Así conoció usted el exilio, que le nutriría —no tanto como a mi, que nací en familia desarmónica o que desarmonizó el gobierno con entusiasmo— para hacer esa gran novela, Francisco, por la que sería olvidado con tanta constancia posteriormente. En ese siglo XIX uno podía escoger los exilios, y su familia optó por el más cercano, que era a la vez el más intrincado, y que le daría a usted la oportunidad única para ejercitar su afición a ser tirado a mondongo.

Se fueron con los matules a Güines, que en esa época estaba más lejos que hoy pero con idéntico difícil acceso. Eso era entonces lo más similar a vivir en casa del carajo, y lo parnasiano se le juntó con lo mandinga, pues tuvo la oportunidad de vivir cerca de la materia prima de su novela y aguzar su ingenio: el ingenio Surinam, con sus alegres barracones de esclavos.

Ahí cogió cajita, como se dice en la mata del idioma, para que Martí dijera luego de usted: "Realmente Anselmo Suárez y Romero es un generoso corazón y uno de nuestros más castizos hablistas", que es como no decir mucho, pero bastante para lo gris que alcanzó a ser. No sería lo mismo si su nombre hubiera sido Generoso y no Anselmo. No veo al Pepe elogiándolo con redundancia —"Generoso es un generoso corazón"—, que lo descalificaría ipso facto como hablista castizo.

El aire de la esclavitud le abrió el moropo y le sembró ideas tan brillantes como para madurar su novela que tituló inicialmente Carlota Valdés, con lo cual le hubiera dado adelante al pobre Cirilo Villaverde, y le habría dejado destitulado, sin poder escribir su Cecilia.
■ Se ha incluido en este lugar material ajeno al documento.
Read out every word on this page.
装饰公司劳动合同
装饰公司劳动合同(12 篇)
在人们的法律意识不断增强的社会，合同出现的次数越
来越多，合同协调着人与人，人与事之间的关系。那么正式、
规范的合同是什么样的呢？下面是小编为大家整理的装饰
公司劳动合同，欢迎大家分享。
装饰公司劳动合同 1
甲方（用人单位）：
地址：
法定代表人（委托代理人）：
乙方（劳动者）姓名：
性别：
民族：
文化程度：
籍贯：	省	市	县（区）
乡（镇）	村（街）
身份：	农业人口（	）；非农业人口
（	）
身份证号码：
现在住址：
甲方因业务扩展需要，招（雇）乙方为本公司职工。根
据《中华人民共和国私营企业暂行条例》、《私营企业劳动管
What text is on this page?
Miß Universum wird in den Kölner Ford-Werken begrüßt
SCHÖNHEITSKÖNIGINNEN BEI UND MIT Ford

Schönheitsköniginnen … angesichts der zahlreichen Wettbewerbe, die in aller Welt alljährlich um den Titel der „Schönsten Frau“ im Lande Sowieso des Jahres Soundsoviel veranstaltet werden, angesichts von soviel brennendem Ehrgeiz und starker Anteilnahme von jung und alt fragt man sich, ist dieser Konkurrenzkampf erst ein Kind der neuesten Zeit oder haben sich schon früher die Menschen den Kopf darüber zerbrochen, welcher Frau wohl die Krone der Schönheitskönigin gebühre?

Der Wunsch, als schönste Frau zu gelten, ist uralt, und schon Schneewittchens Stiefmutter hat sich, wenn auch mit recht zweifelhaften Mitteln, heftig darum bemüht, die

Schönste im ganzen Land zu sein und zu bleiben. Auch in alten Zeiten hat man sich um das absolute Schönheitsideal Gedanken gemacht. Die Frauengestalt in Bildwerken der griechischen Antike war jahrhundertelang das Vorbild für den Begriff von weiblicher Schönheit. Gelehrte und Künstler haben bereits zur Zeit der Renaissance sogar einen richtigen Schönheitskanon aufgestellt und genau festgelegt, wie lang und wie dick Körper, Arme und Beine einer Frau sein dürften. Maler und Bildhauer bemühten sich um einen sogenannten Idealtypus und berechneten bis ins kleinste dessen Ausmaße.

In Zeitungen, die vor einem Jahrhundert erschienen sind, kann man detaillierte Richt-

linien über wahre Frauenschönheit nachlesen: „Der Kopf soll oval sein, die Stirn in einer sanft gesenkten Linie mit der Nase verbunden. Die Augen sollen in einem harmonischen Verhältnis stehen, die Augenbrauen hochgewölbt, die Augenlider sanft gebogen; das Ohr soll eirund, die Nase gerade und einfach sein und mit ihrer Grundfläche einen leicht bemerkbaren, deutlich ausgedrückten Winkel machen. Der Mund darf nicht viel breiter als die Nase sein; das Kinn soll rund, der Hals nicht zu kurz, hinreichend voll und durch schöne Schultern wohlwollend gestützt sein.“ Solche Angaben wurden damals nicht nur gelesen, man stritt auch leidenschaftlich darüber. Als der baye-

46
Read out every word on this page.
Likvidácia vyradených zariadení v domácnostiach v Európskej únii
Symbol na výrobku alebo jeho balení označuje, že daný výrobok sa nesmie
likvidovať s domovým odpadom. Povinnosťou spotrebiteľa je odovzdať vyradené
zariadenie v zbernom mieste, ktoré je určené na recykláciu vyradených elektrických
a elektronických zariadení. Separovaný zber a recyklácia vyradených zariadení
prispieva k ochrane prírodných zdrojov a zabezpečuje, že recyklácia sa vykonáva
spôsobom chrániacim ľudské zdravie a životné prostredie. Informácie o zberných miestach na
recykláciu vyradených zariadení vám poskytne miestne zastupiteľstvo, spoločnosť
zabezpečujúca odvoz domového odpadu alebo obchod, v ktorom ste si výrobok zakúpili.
Pero no. Tuvo que meter la cuchareta el infalible Domingo del Monte —lo suyo con los domingos era un sino— y le alentó a meterse en paliza de once varas escribiendo un "fuerte alegato donde retratara los horrores de la esclavitud". Y así lo hizo, o lo intentó, y eso me obliga a hablar de la obra que nos legó para que le pasáramos un estúpido velo a su nombre. No fue un libraco lo que se dice logrado. Los críticos que no han vivido mucho tiempo en un barracón se le han tirado encima a su historia y le han encontrado problemas estructurales, ñoñerías, incongruencias, y una deficiencia de estilo que no le hubiera permitido asistir a un Encuentro Nacional de Talleres Literarios. Mas, como documento testimonial sobre esa estricta forma de vida llamada esclavitud, funciona.